Nearly Every Democrat In Congress Just Sued Trump

The federal lawsuit accuses the president of violating the Emoluments Clause of the Constitution.

By Tina Nguyen

While multiple investigations into the Trump campaign slowly wind their way through Congress and the F.B.I., a process that could take years to lead to any charges, Democratic lawmakers aren’t waiting to attack the president over a constitutional violation they say there is already evidence he has committed. On Wednesday, nearly 200 Democrats in Congress filed a federal lawsuit against Donald Trump for violating the Emoluments Clause, a once-obscure portion of the U.S. Constitution that restricts presidents from accepting gifts from foreign leaders without the consent of Congress. According to the suit, which lists 17 pages of plaintiffs from both the House and Senate, the president has violated that clause by continuing to profit from business deals involving foreign governments without congressional approval.

“Defendant, President Donald J. Trump, has a financial interest in vast business holdings around the world that engage in dealings with foreign governments and receive benefits from those governments,” the suit states. “By virtue of that financial interest, Defendant has accepted, or necessarily will accept, ‘Emolument[s]’ from ‘foreign State[s]’ while holding the office of President of the United States.” The group of Democrats—which The New York Times notes may represent the most members of Congress ever to sue a sitting president—is seeking a declaratory judgment from the U.S. District Court in Washington, D.C., and injunctive relief ordering Trump to stop profiting from foreign governments unless allowed by Congress. No Republicans have joined the suit.

Democrats seem to believe they have sufficient evidence to press their case, whether or not it is something of a publicity stunt. Last month, the Trump Organization admitted that it had not been tracking the foreign money pouring into its hotels and other real-estate properties, money that the president had previously vowed to donate to the U.S. Treasury, and which critics say could be used to curry favor with the Trump administration.
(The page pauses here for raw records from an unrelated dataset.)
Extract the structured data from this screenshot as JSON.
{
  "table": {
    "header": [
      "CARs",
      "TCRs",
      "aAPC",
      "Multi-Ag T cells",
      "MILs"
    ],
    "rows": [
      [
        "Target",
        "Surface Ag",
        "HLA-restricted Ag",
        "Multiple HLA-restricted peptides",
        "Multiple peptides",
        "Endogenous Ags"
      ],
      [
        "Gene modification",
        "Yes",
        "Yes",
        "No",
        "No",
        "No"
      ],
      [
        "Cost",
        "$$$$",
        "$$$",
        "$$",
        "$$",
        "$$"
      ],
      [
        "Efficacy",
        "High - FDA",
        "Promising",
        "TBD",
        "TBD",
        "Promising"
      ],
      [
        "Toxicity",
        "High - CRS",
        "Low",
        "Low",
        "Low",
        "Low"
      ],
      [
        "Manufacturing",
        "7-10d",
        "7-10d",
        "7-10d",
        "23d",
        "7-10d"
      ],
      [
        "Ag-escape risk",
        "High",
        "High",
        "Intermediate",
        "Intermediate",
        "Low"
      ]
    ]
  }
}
Senator Richard Blumenthal of Connecticut, who is leading the effort in the Senate, told reporters on a conference call that he had done extensive legal research into the issue and was convinced that Trump—who has stepped away from the Trump Organization but remains the sole beneficiary of a trust managed by his two eldest sons—has “repeatedly and flagrantly violated” the Emoluments Clause.

Still, they may struggle to convince the court that they have standing to sue. As University of Iowa law professor Andy Grewal told The Washington Post, “this is individual legislators who don’t have any individual injuries”—a potential obstacle to the case proceeding. Blumenthal disagrees: “We have standing that no one else has” because “the consent of Congress is absolutely essential,” he said on the conference call. Blumenthal added that Trump “must either sell his vast holdings . . . or he must tell us and disclose now,” and that Democrats are seeking both his tax returns and a full accounting of his business records.

The Democratic effort comes just one day after the attorneys general of Maryland and Washington, D.C., filed their own suit against the president. Several outside interest groups and private citizens, including one local restaurant, have already filed similar suits, alleging that their businesses have been harmed by unfair competition with the president. While the White House did not respond to a request for comment on the latest lawsuit, Press Secretary Sean Spicer dismissed Tuesday’s suit from Maryland and D.C. as “partisan politics.” The Trump administration has previously argued that the Emoluments Clause does not apply to “fair value” commercial transactions.

The Justice Department’s motion to dismiss Tuesday’s suit did not address the thorny issue of foreign officials using their patronage as a way to curry favor—an issue that has never been fully explored by the courts—though the phenomenon of foreign dignitaries staying at Trump properties has been widely observed.